Production Apex systems fail. The question is what happens next. A robust error recovery architecture has multiple layers.
1. Catch-and-classify errors
apex try { riskyOperation(); } catch (CalloutException e) { handleTransient(e); // network / timeout } catch (DmlException e) { handleData(e); // validation, conflict } catch (System.LimitException e) { // mostly uncatchable, but log if you can } catch (Exception e) { handleUnknown(e); }
Different error categories deserve different recovery: transient errors retry; data errors don't.
2. Persistent error log
Every uncaught (and significant caught) exception logs to Error_Log__c:
apex Error_Log__c log = new Error_Log__c( Class__c = 'OrderProcessor', Method__c = 'processOrder', Message__c = e.getMessage(), Stack_Trace__c = e.getStackTraceString(), Record_Id__c = recordId, User_Id__c = UserInfo.getUserId(), Timestamp__c = DateTime.now() ); insert log;
Persistent record survives transactions; queryable for forensics; reportable.
3. Retry with exponential backoff
For transient failures (HTTP timeout, SOQL row lock):
`apex public class RetryableJob implements Queueable, Database.AllowsCallouts { private Integer attempt; private Id recordId; private static final Integer MAX_ATTEMPTS = 5;
public void execute(QueueableContext ctx) { try { doWork(recordId); } catch (CalloutException e) { if (attempt < MAX_ATTEMPTS) { Integer delaySec = (Integer) Math.pow(2, attempt) * 60; // exponential backoff System.scheduleBatch(new RetryableJob(recordId, attempt + 1), delaySec / 60); } else { sendToDeadLetter(recordId, e); } } } } `
Each retry waits longer. After max attempts, give up and route to dead-letter.
4. Dead-letter queue
Failed jobs that exhausted retries go to Dead_Letter__c records. Admins review manually:
apex private static void sendToDeadLetter(Id recordId, Exception e) { Dead_Letter__c dl = new Dead_Letter__c( Original_Record_Id__c = recordId, Error__c = e.getMessage(), Last_Attempt__c = DateTime.now(), Status__c = 'Pending Review' ); insert dl; notifyAdmins(dl); }
Admins can manually retry (mark Status='Retry' which a flow re-enqueues) or mark as resolved.
5. Alerts and notifications
- Email alert for high-priority errors.
- Custom Notification to the operator.
- Slack/Teams webhook for ops channel.
- Aggregated daily digest for low-priority errors.

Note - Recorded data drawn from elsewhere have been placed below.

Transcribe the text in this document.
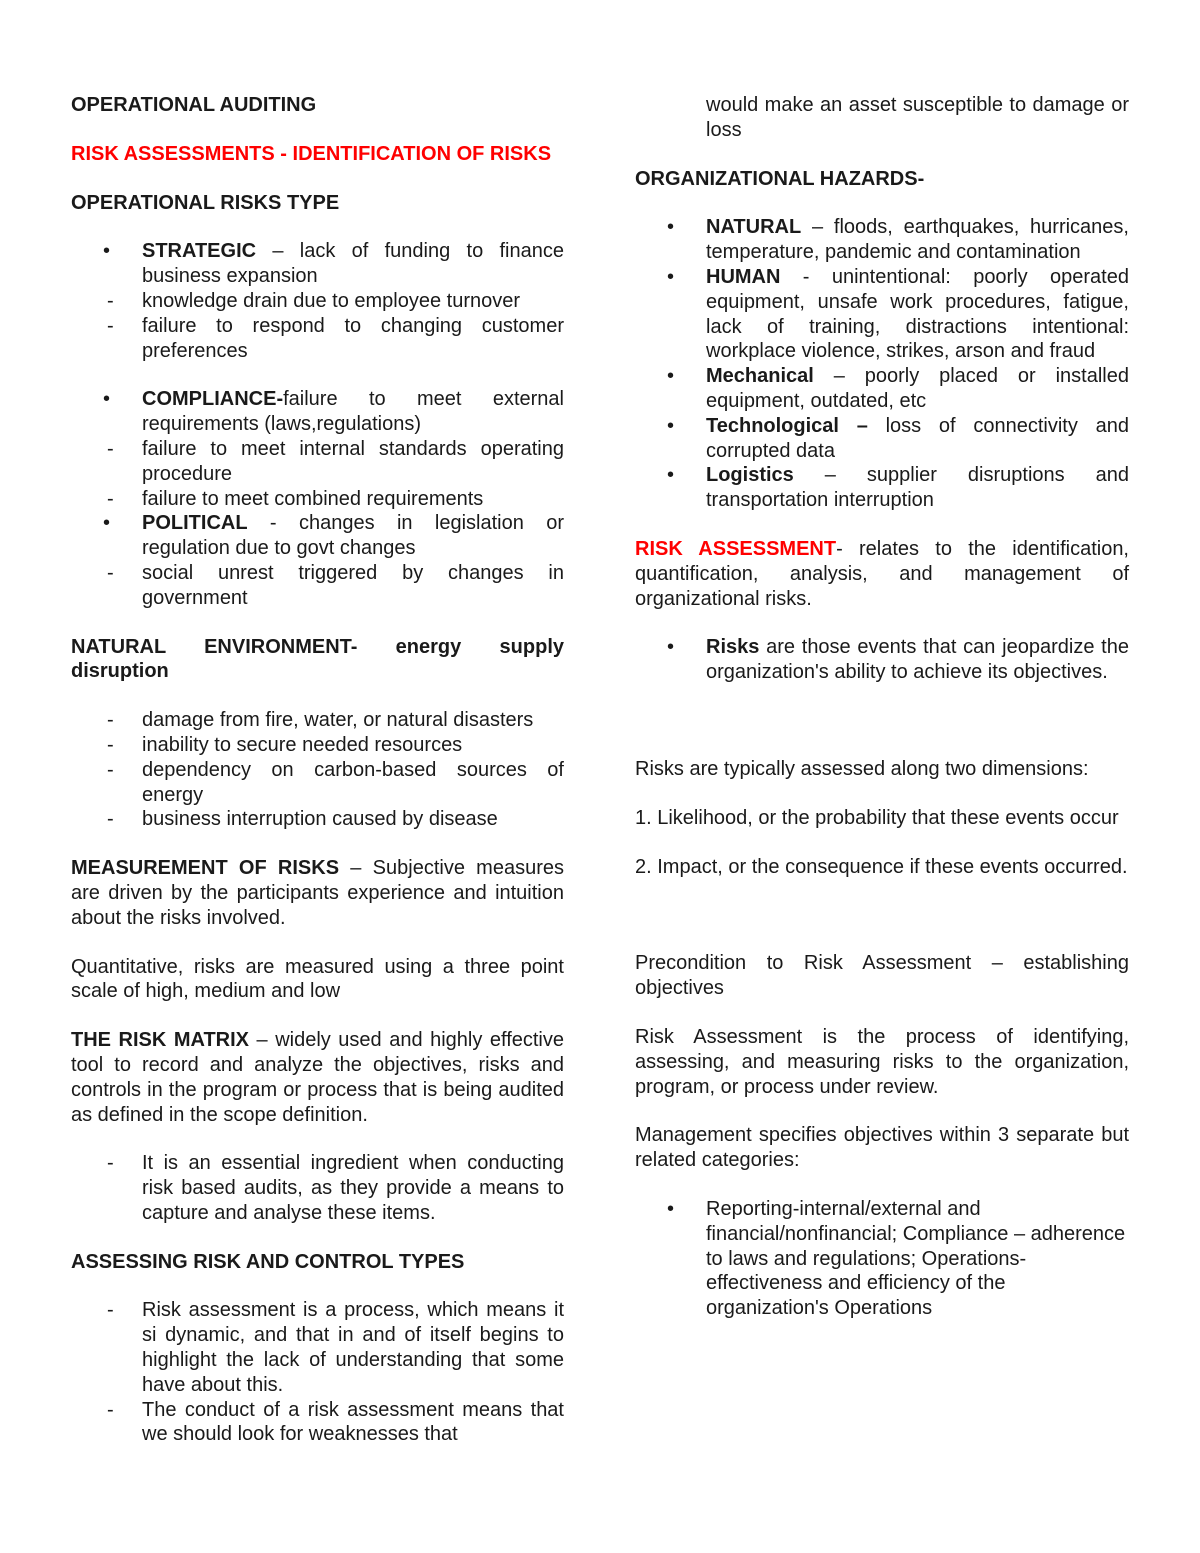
OPERATIONAL AUDITING

RISK ASSESSMENTS - IDENTIFICATION OF RISKS

OPERATIONAL RISKS TYPE

• STRATEGIC – lack of funding to finance business expansion
- knowledge drain due to employee turnover
- failure to respond to changing customer preferences
• COMPLIANCE-failure to meet external requirements (laws,regulations)
- failure to meet internal standards operating procedure
- failure to meet combined requirements
• POLITICAL - changes in legislation or regulation due to govt changes
- social unrest triggered by changes in government

NATURAL ENVIRONMENT- energy supply disruption

- damage from fire, water, or natural disasters
- inability to secure needed resources
- dependency on carbon-based sources of energy
- business interruption caused by disease

MEASUREMENT OF RISKS – Subjective measures are driven by the participants experience and intuition about the risks involved.

Quantitative, risks are measured using a three point scale of high, medium and low

THE RISK MATRIX – widely used and highly effective tool to record and analyze the objectives, risks and controls in the program or process that is being audited as defined in the scope definition.

- It is an essential ingredient when conducting risk based audits, as they provide a means to capture and analyse these items.

ASSESSING RISK AND CONTROL TYPES

- Risk assessment is a process, which means it si dynamic, and that in and of itself begins to highlight the lack of understanding that some have about this.
- The conduct of a risk assessment means that we should look for weaknesses that
would make an asset susceptible to damage or loss

ORGANIZATIONAL HAZARDS-

• NATURAL – floods, earthquakes, hurricanes, temperature, pandemic and contamination
• HUMAN - unintentional: poorly operated equipment, unsafe work procedures, fatigue, lack of training, distractions intentional: workplace violence, strikes, arson and fraud
• Mechanical – poorly placed or installed equipment, outdated, etc
• Technological – loss of connectivity and corrupted data
• Logistics – supplier disruptions and transportation interruption

RISK ASSESSMENT- relates to the identification, quantification, analysis, and management of organizational risks.

• Risks are those events that can jeopardize the organization's ability to achieve its objectives.

Risks are typically assessed along two dimensions:

1. Likelihood, or the probability that these events occur

2. Impact, or the consequence if these events occurred.

Precondition to Risk Assessment – establishing objectives

Risk Assessment is the process of identifying, assessing, and measuring risks to the organization, program, or process under review.

Management specifies objectives within 3 separate but related categories:

• Reporting-internal/external and financial/nonfinancial; Compliance – adherence to laws and regulations; Operations- effectiveness and efficiency of the organization's Operations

6. Circuit breaker pattern
If an external service is consistently failing, stop trying for a while:
`apex public class CircuitBreaker { public static Boolean isOpen(String serviceName) { Circuit__c c = [SELECT Failure_Count__c, Open_Until__c FROM Circuit__c WHERE Name=:serviceName LIMIT 1]; return c.Open_Until__c != null && c.Open_Until__c > DateTime.now(); }
public static void recordFailure(String serviceName) { // increment failure count; if > threshold, open circuit for 5 mins } } `
Saves API quota and avoids piling up errors during a known outage.
7. Idempotency
Every retry-able operation must be safe to repeat. Use idempotency keys (e.g., External Id) so the same insert doesn't create duplicates.
8. Observability
- Dashboards showing error rate by class/method.
- Trend reports — error rate going up?
- Error log retention — old logs purge, or archive to Big Object.
9. Runbook for operators
Document: "When this error happens, here's how to fix it." Saves hours during incidents.
A mature error architecture turns failures into a manageable ops experience, not midnight pages.